Selon les résultats d'une étude non publiée présentée à l'IMFAR, les filles Asperger sont
diagnostiquées en moyenne à 10 ans, soit deux ans plus tard que l'âge moyen du diagnostic chez
les garçons.
Dans cette étude, des chercheurs néerlandais ont interrogé 2 000 personnes autistes, dont 400
femmes, de la petite enfance à 85 ans.

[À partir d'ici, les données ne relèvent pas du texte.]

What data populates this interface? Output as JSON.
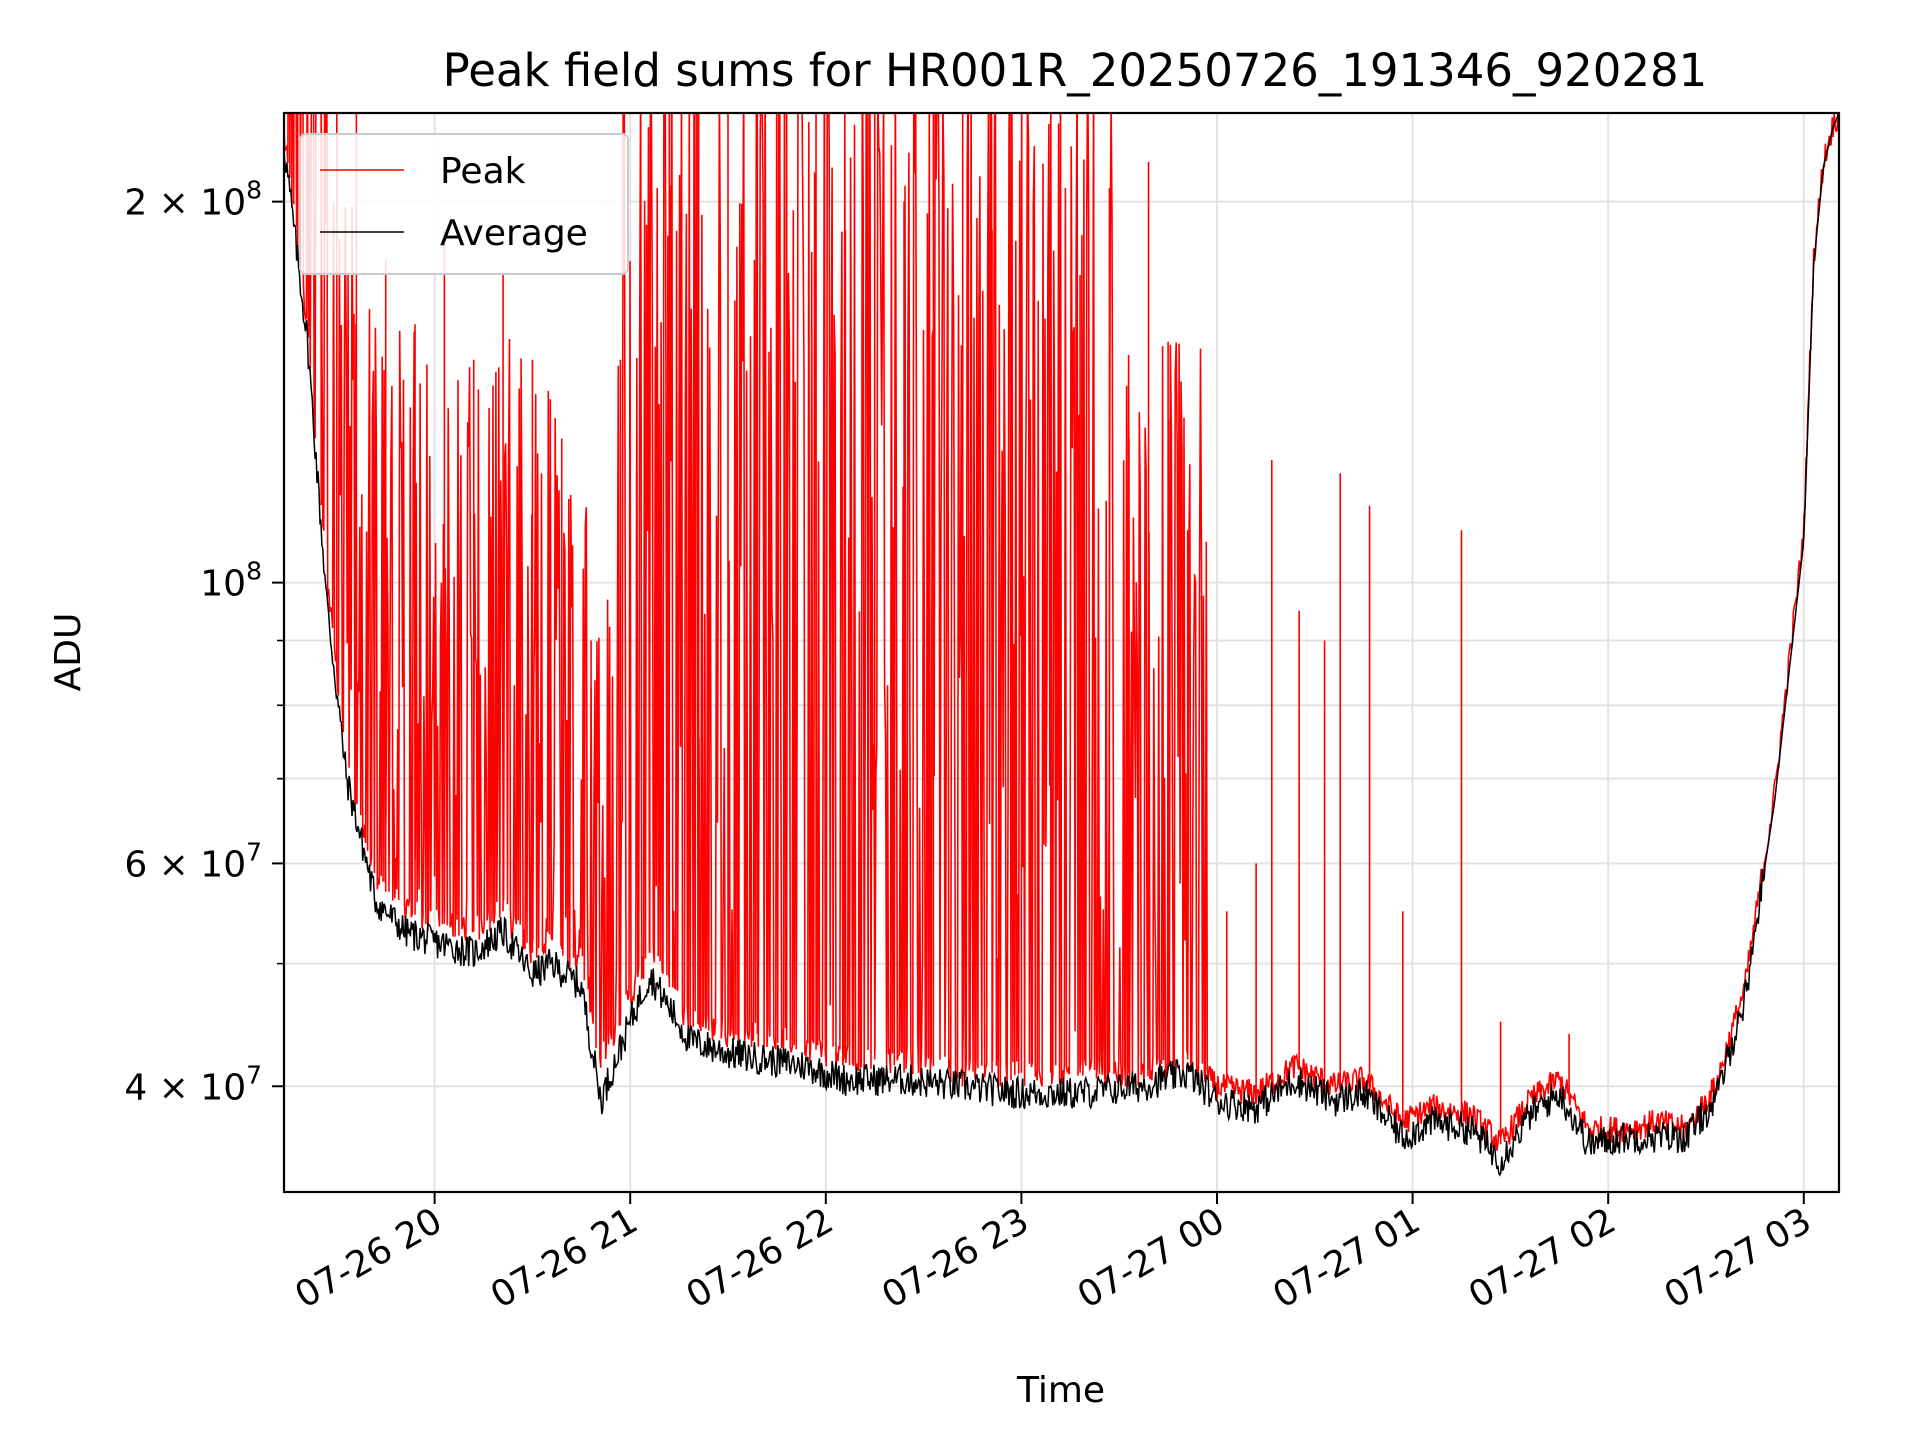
{
  "chart_data": {
    "type": "line",
    "title": "Peak field sums for HR001R_20250726_191346_920281",
    "xlabel": "Time",
    "ylabel": "ADU",
    "yscale": "log",
    "ylim": [
      33000000,
      235000000
    ],
    "xlim_hours": [
      19.23,
      27.18
    ],
    "grid": true,
    "legend_position": "top-left",
    "x_ticks": [
      {
        "label": "07-26 20",
        "hour": 20
      },
      {
        "label": "07-26 21",
        "hour": 21
      },
      {
        "label": "07-26 22",
        "hour": 22
      },
      {
        "label": "07-26 23",
        "hour": 23
      },
      {
        "label": "07-27 00",
        "hour": 24
      },
      {
        "label": "07-27 01",
        "hour": 25
      },
      {
        "label": "07-27 02",
        "hour": 26
      },
      {
        "label": "07-27 03",
        "hour": 27
      }
    ],
    "y_ticks": [
      {
        "mantissa": "4 × 10",
        "exp": "7",
        "value": 40000000
      },
      {
        "mantissa": "6 × 10",
        "exp": "7",
        "value": 60000000
      },
      {
        "mantissa": "10",
        "exp": "8",
        "value": 100000000
      },
      {
        "mantissa": "2 × 10",
        "exp": "8",
        "value": 200000000
      }
    ],
    "y_minor_ticks": [
      50000000,
      70000000,
      80000000,
      90000000
    ],
    "series": [
      {
        "name": "Peak",
        "color": "#ff0000",
        "baseline_hours": [
          19.23,
          19.35,
          19.45,
          19.55,
          19.7,
          19.85,
          20.0,
          20.2,
          20.35,
          20.5,
          20.6,
          20.75,
          20.85,
          21.0,
          21.1,
          21.3,
          21.5,
          21.7,
          21.9,
          22.1,
          22.4,
          22.7,
          23.0,
          23.3,
          23.6,
          23.85,
          24.0,
          24.2,
          24.4,
          24.6,
          24.75,
          24.95,
          25.1,
          25.3,
          25.45,
          25.6,
          25.75,
          25.9,
          26.1,
          26.25,
          26.4,
          26.55,
          26.7,
          26.85,
          27.0,
          27.05,
          27.1,
          27.15,
          27.18
        ],
        "baseline_values": [
          225000000,
          160000000,
          100000000,
          72000000,
          58000000,
          55000000,
          54000000,
          53000000,
          55000000,
          51000000,
          52000000,
          50000000,
          42000000,
          47000000,
          51000000,
          45000000,
          44000000,
          44000000,
          43000000,
          42000000,
          42000000,
          41000000,
          41000000,
          41000000,
          41000000,
          42000000,
          40000000,
          39500000,
          41500000,
          40000000,
          40500000,
          37500000,
          38500000,
          38000000,
          36000000,
          39000000,
          40500000,
          37000000,
          37000000,
          37500000,
          37000000,
          40000000,
          48000000,
          68000000,
          110000000,
          180000000,
          215000000,
          230000000,
          235000000
        ],
        "spikes": [
          {
            "hour": 19.3,
            "value": 235000000
          },
          {
            "hour": 19.42,
            "value": 235000000
          },
          {
            "hour": 19.5,
            "value": 235000000
          },
          {
            "hour": 19.6,
            "value": 235000000
          },
          {
            "hour": 19.75,
            "value": 180000000
          },
          {
            "hour": 19.9,
            "value": 160000000
          },
          {
            "hour": 20.05,
            "value": 190000000
          },
          {
            "hour": 20.2,
            "value": 150000000
          },
          {
            "hour": 20.35,
            "value": 175000000
          },
          {
            "hour": 20.5,
            "value": 150000000
          },
          {
            "hour": 20.65,
            "value": 130000000
          },
          {
            "hour": 20.8,
            "value": 90000000
          },
          {
            "hour": 20.95,
            "value": 150000000
          },
          {
            "hour": 21.1,
            "value": 160000000
          },
          {
            "hour": 21.2,
            "value": 235000000
          },
          {
            "hour": 21.35,
            "value": 235000000
          },
          {
            "hour": 21.5,
            "value": 235000000
          },
          {
            "hour": 21.65,
            "value": 235000000
          },
          {
            "hour": 21.8,
            "value": 235000000
          },
          {
            "hour": 21.95,
            "value": 235000000
          },
          {
            "hour": 22.1,
            "value": 190000000
          },
          {
            "hour": 22.25,
            "value": 235000000
          },
          {
            "hour": 22.4,
            "value": 200000000
          },
          {
            "hour": 22.55,
            "value": 235000000
          },
          {
            "hour": 22.7,
            "value": 235000000
          },
          {
            "hour": 22.85,
            "value": 190000000
          },
          {
            "hour": 23.0,
            "value": 180000000
          },
          {
            "hour": 23.15,
            "value": 170000000
          },
          {
            "hour": 23.3,
            "value": 175000000
          },
          {
            "hour": 23.45,
            "value": 205000000
          },
          {
            "hour": 23.55,
            "value": 130000000
          },
          {
            "hour": 23.65,
            "value": 215000000
          },
          {
            "hour": 23.75,
            "value": 155000000
          },
          {
            "hour": 23.85,
            "value": 110000000
          },
          {
            "hour": 24.05,
            "value": 55000000
          },
          {
            "hour": 24.2,
            "value": 60000000
          },
          {
            "hour": 24.28,
            "value": 125000000
          },
          {
            "hour": 24.42,
            "value": 95000000
          },
          {
            "hour": 24.55,
            "value": 90000000
          },
          {
            "hour": 24.63,
            "value": 122000000
          },
          {
            "hour": 24.78,
            "value": 115000000
          },
          {
            "hour": 24.95,
            "value": 55000000
          },
          {
            "hour": 25.25,
            "value": 110000000
          },
          {
            "hour": 25.45,
            "value": 45000000
          },
          {
            "hour": 25.8,
            "value": 44000000
          }
        ]
      },
      {
        "name": "Average",
        "color": "#000000",
        "hours": [
          19.23,
          19.35,
          19.45,
          19.55,
          19.7,
          19.85,
          20.0,
          20.2,
          20.35,
          20.5,
          20.6,
          20.75,
          20.85,
          21.0,
          21.1,
          21.3,
          21.5,
          21.7,
          21.9,
          22.1,
          22.4,
          22.7,
          23.0,
          23.3,
          23.6,
          23.85,
          24.0,
          24.2,
          24.4,
          24.6,
          24.75,
          24.95,
          25.1,
          25.3,
          25.45,
          25.6,
          25.75,
          25.9,
          26.1,
          26.25,
          26.4,
          26.55,
          26.7,
          26.85,
          27.0,
          27.05,
          27.1,
          27.15,
          27.18
        ],
        "values": [
          222000000,
          155000000,
          96000000,
          70000000,
          56000000,
          53000000,
          52000000,
          51000000,
          53000000,
          49000000,
          50000000,
          48000000,
          39000000,
          45000000,
          49000000,
          43500000,
          42500000,
          42000000,
          41500000,
          40500000,
          40500000,
          40000000,
          39500000,
          39500000,
          40000000,
          41000000,
          39000000,
          38500000,
          40500000,
          39000000,
          39500000,
          36500000,
          37500000,
          37000000,
          35000000,
          38000000,
          39500000,
          36000000,
          36500000,
          36500000,
          36500000,
          39000000,
          47000000,
          67000000,
          108000000,
          178000000,
          213000000,
          229000000,
          235000000
        ]
      }
    ]
  }
}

Ce sont les parents qui ont répondu aux questions pour les
plus jeunes enfants, mais chaque fois que possible, les personnes autistes ont répondu
directement.
La plupart des femmes les plus âgées n'ont pas été diagnostiquées avant l'âge adulte. « Elles ont
été oubliées par le DSM-III et n'ont pas été diagnostiquées jusqu'à ce que les critères
[diagnostiques de l'autisme] soient étendus dans le DSM-IV », déclare le chercheur principal,
Sander Begeer, professeur adjoint de psychologie du développement à l'Université d'Amsterdam.
« Ce que nous observons à l'heure actuelle avec l'Asperger est comparable à ce que nous avons
observé il y a 20 ans avec l'autisme », dit-il. « A l'époque, c'était perçu comme un trouble
masculin ».
Parce qu'il y a bien moins de filles diagnostiquées autistes, les chercheurs tendent à s'appuyer
principalement sur les données relatives aux garçons. Ceci crée un cercle vicieux où les
symptômes des garçons sont vus comme la norme pour ce trouble, ce qui conduit potentiellement
à moins de filles diagnostiquées, et donc inclues dans les études.
« Cela nous a pris des années pour avoir dix filles dans un échantillon fiable », déclare Diana
Robins, professeur associée de psychologie et neurosciences à l'Université d’État de Géorgie,
chercheuse principale d'une étude sur les différences entre les sexes dans le dépistage précoce
des troubles autistiques, présentée à l'IMFAR.
D. Robins et son équipe ont utilisé le Modified Checklist for Autism in Toddlers (M-CHAT –
Questionnaire pour le dépistage de l'autisme chez les bambins, version modifiée), pour dépister
l'autisme chez près de 16 000 enfants à l'âge de 18 ou 24 mois. Au départ, 58% des 1 352 enfants
montrant des signes en faveur d'un diagnostic d'autisme étaient des garçons. A chaque phase
successive du processus diagnostique, toutefois, la proportion d'enfant de chaque sexe changeait.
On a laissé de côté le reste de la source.